How do we interpret our times?

Contemporary Jews pray at the Western Wall of the temple destroyed in A.D. 70. The wall is part of the temple’s foundation.

In A.D. 70, forty years after Jesus’ death and resurrection, the Tenth Legion put down a four-year Jewish rebellion against Roman rule. The soldiers destroyed the temple and city of Jerusalem, and in doing so, ended temple-centered worship with its animal and grain offerings for all time.

This upheaval destroyed Israel’s religious center. This profound change demanded interpretation.

The temple, Israel’s second, was built about 500 B.C. King Herod was restoring and refurbishing it during Jesus’ lifetime. No third temple was ever built. All that remains today of the second temple are foundation stones, which contemporary Jews regard as their holiest place—the Western Wall. They have made a holy place out of a place of tragedy just as the World Trade Center Memorial does.

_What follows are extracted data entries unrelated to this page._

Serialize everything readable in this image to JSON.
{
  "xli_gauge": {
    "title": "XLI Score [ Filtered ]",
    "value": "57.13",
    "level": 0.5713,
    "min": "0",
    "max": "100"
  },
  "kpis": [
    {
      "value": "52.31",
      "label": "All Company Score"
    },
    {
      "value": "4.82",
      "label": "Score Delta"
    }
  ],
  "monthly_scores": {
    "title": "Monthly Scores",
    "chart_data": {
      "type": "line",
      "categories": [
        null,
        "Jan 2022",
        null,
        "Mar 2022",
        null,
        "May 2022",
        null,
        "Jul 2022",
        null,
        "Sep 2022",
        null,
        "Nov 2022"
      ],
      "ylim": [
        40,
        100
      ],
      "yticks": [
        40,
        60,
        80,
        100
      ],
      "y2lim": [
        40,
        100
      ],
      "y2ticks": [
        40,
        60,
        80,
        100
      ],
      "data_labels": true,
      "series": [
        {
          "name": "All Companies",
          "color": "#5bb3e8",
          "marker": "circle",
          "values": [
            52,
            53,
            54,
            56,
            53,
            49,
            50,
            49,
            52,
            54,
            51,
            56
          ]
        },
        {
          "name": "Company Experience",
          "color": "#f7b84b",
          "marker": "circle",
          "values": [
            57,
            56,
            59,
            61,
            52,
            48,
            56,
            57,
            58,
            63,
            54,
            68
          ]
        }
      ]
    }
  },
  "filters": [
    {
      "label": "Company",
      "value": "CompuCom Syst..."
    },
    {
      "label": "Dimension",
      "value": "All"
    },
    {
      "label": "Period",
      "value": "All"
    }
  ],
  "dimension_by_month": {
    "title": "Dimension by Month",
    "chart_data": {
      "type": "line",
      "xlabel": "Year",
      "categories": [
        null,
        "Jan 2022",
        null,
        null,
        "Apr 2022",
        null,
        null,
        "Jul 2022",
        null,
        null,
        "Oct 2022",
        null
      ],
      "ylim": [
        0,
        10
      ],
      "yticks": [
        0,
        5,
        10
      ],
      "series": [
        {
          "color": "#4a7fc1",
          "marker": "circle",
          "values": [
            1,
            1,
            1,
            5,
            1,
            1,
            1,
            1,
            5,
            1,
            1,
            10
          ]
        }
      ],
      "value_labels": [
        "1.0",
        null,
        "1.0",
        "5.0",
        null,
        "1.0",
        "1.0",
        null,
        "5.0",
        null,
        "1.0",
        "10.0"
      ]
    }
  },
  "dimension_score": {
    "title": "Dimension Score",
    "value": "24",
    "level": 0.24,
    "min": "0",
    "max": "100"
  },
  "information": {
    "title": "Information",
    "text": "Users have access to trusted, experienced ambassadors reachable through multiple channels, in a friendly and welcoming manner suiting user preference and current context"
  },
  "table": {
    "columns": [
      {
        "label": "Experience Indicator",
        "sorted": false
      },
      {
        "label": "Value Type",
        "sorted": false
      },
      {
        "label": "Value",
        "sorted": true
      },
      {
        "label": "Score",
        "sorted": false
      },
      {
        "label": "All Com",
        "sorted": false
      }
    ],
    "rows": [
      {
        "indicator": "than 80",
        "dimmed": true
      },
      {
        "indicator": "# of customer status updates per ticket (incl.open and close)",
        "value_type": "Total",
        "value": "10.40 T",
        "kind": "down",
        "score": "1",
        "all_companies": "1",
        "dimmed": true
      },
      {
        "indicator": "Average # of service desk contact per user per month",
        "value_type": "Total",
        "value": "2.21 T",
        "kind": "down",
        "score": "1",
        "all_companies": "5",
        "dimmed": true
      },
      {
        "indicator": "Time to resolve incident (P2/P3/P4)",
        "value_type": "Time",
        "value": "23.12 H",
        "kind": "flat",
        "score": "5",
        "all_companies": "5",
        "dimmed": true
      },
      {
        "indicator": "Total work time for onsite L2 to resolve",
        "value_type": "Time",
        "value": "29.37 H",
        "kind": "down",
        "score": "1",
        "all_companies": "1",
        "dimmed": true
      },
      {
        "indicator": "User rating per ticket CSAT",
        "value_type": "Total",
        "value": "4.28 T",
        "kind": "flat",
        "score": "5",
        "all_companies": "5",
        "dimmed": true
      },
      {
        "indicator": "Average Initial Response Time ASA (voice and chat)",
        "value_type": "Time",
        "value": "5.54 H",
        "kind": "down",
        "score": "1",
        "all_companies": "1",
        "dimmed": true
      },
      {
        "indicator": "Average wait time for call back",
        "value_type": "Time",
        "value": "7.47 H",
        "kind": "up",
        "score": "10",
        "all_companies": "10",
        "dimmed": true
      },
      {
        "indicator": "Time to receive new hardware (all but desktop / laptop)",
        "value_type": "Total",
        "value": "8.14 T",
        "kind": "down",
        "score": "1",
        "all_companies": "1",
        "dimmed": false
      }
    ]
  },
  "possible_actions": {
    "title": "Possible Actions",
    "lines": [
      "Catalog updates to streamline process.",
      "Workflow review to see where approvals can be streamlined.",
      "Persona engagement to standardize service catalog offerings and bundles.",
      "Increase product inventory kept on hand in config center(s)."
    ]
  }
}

Many Christians interpreted these events as beginning the end. They expected Jesus to return in their lifetimes. However, by the time Luke writes in the A.D. 80s, Christians anticipate a long delay before the end; in fact, Luke writes a second volume, the Acts of the Apostles, to tell the history of the Church as a sequel to Jesus’ own ministry. Acts sees the first Christian communities as models for all Christians in the long time between Jesus’ first and second comings.

Sunday’s gospel comes from the section of Luke that takes place in Jerusalem at the temple. Stones are a motif in this section.

Jesus arrives in Jerusalem in Luke 19.28. When welcoming crowds cry out, “Blessed is the One who comes in the name of the Lord,” some Pharisees in the crowd tell Jesus to stop his disciples. “If they are silent,” Jesus says, “The stones will cry out.”

Luke 20.17 tells us Jesus is the stone the builders rejected that has become the cornerstone of a new temple. This verse sees in Jesus the sure foundation of faith that the prophet Isaiah once saw in the temple and the Davidic kings.

Thus says the Lord,
See, I am laying a stone in Zion,
a stone that has been tested,
a precious cornerstone
as a sure foundation.
Those who put their faith in it
shall not be shaken (Isaiah 28.16).

For Luke, Jesus, who was rejected as Messiah and put to death, has risen and become the cornerstone of a new community. Those who believe in Jesus are living stones in the new temple, the Christian community.

  • What tragedy you have faced has most made you who you are?
  • What if we didn’t build churches and temples as places to worship? How might the people as living stones support each other in faith and worship?
A scale model of the Jerusalem Temple in Jesus’ time.

As Sunday’s gospel passage begins, people admire the stones and adornments of the temple. Jesus, the cornerstone of a new community, stands in this scene before a magnificent, 500-year-old building no one could have imagined would be gone.

At the time Luke writes, Jesus’ prophetic words have come true. This testifies to the truth of the four imperatives in Sunday’s gospel that tell us how to survive such profound upheavals as the loss of a long-standing center of worship and life. The imperatives are—

  1. Don’t stray.
  2. Don’t panic.
  3. Give witness.
  4. Endure.

The gospel parts labelled Jesus 1, 2, 3, and 4 each contain one of these imperatives.

First, when people say, “I am he (the messiah). I know when the end will be,” don’t go after them. Keep faith in Jesus.

Second, when you hear of war and tumult, Jesus says, “Don’t be terrified. These things will happen. They are not the end.”

Third, and worse, expect persecution. Expect that what happened to Jesus himself can happen to followers. A time of persecution will be a time to bear witness. In that time, Jesus promises to put words in his followers’ mouths.

Fourth, and worse than persecution, Jesus tells his followers to expect parents, family, and friends to betray them and have them put to death. Here Luke has Jesus explaining how Christians in the 80s are to live as they face betrayal, even from other Jews and kin. Endure in faith is Luke’s ethic for the time between Jesus’ first and second comings.

  • What are your personal imperatives?
  • Which are like Jesus’ four imperatives?

Many people speak in Jesus’ name today, quoting passages like Sunday’s gospel. They insist wars, earthquakes, rampant bacteria, rising sea levels, and melting glaciers all tell us the end is near and we should follow them. Books on these topics sell hundreds of thousands of copies.

Luke, the writer and proclaimer of Jesus’ message for the time between Jesus’ two comings, insists Christians can face terrifying events. Faith is not certainty. But it is trust that no other than Jesus, who passed through death to life, offers words of eternal life. Faith in Jesus is our deepest anchor and surest model for enduring the shifts and swells of social and personal upheaval.

  • What most threatens the calm of your world?
  • What support do you feel from others’ faith at Eucharist?
  • What would you like to be caught doing in a crisis?